The firm doing a recreation and open spaces master plan for the M.D. is in the midst of a round of public input sessions. Two are this week – Dec. 4 at the M.D. office and Dec. 5 in Widewater. Meetings in Smith and Flatbush had already happened. Judging by comments from councillors, the one in Flatbush was sparsely attended; the one in Smith had about a dozen people.

An online survey is also part of the effort to gather info on what residents think about recreation amenities and such. It was to end Nov. 27, but Kolenosky said it would continue for a bit. Response has been pretty good so far, he said.

Airport stuff

Speaking of open houses, a consultant doing a master plan for the Slave Lake Airport Services Commission held on at the airport on Nov. 28. Councillor Norm Seatter was there and said it was pretty well-attended.

Kolenosky had met with the consultant. They agreed the airport is vital to the region for various reasons – two of them being that it encourages industrial growth and the air ambulance service.

A downside of the situation is there isn’t much room for airport-related industrial expansion around the airport. Hearing that, Councillor Spencer asked if another location for the airport is being contemplated.

“Can of worms,” said Pearson. “Big dollars.”

Seatter said there are people interested in building hangars, but there isn’t much space. He thinks it was a mistake, years ago, for the town to allow unrelated industrial occupation of the land along the south edge of the air strip.

Another mistake would be for the town to allow anything unrelated to the airport to be built on town land between the animal shelter and the town yard, east of the runway, said Pearson.

Debate on ice maintenance

Administration has been figuring out how to look after two ice surfaces – the indoor one in Canyon Creek and the new outdoor one in Smith. Kolenosky said the old Zamboni at Smith had been restored to life by a couple of energetic and creative M.D. mechanics, and the plan was to assign it to the Canyon Creek arena. It’ll work well there because it uses propane, and vehicles burning gas or diesel can’t be used, legally, in that building.

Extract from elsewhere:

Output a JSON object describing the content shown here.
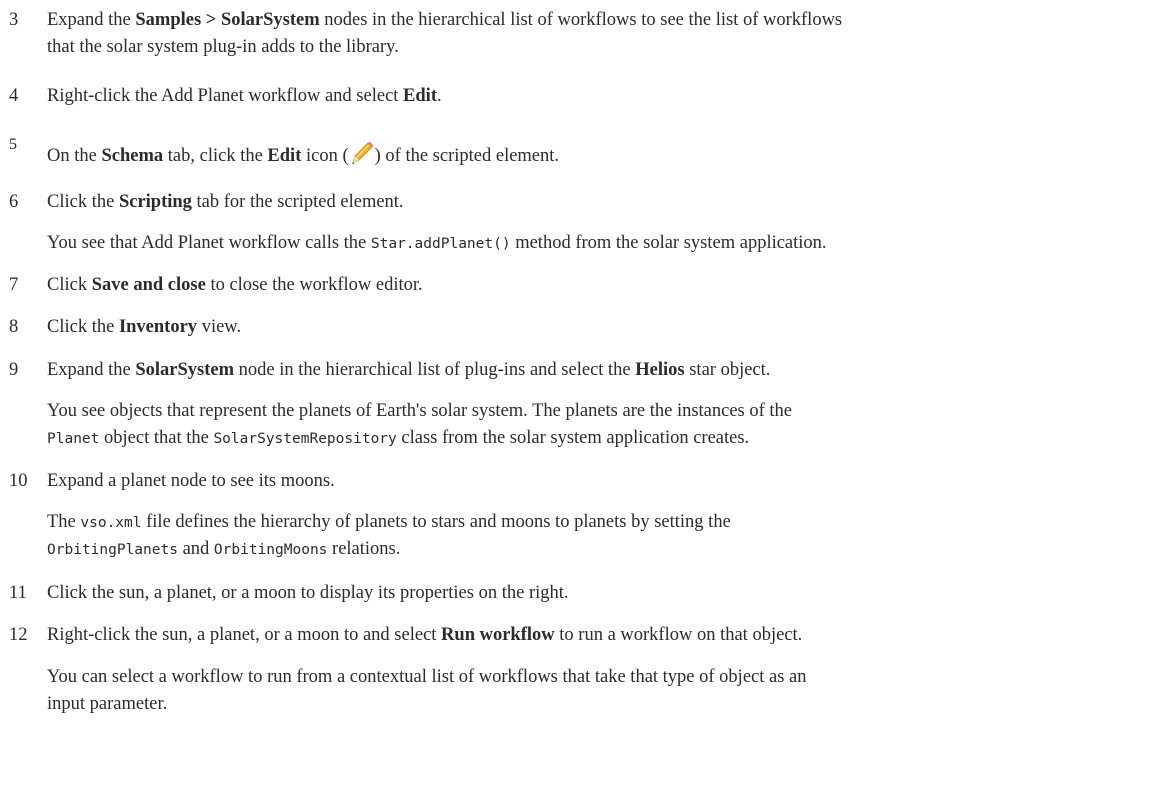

But with Smith now having a regulation-sized outdoor rink, the little tractor isn’t up to the job. We’ve been looking around, Kolenosky said, and think we can get a used Zamboni at an auction for around $10,000. What do you say?

Councillor Spencer wasn’t thrilled.

“I don’t want equipment sitting around,” she said.

“I’m for it,” countered Councillor Sand.

“It’s a half-million-dollar project already,” said Spencer, meaning she doesn’t want to spend even more.

Seatter weighed in on that point, saying more or less what’s the point of spending all that money if you can’t properly maintain the ice.

What did you do last year, Spencer asked.

We shoveled it off, said Sand, but it’s now twice the size.

Let’s talk about it at budget, suggested Spencer.

“If the Zamboni is cheap enough, we should pick it up,” offered Reeve Murray Kerik.

“There’s a reason it’s on sale,” said Pearson, skeptically.

Seatter, cutting to the chase, made a motion to approve the purchase of a Zamboni for Smith, “up to $10,000.”

“Why are we in a rush?” asked Spencer.

Sand said SHARA would be “happy to pay for half the Zamboni.”

Council voted in favour of Seatter’s motion.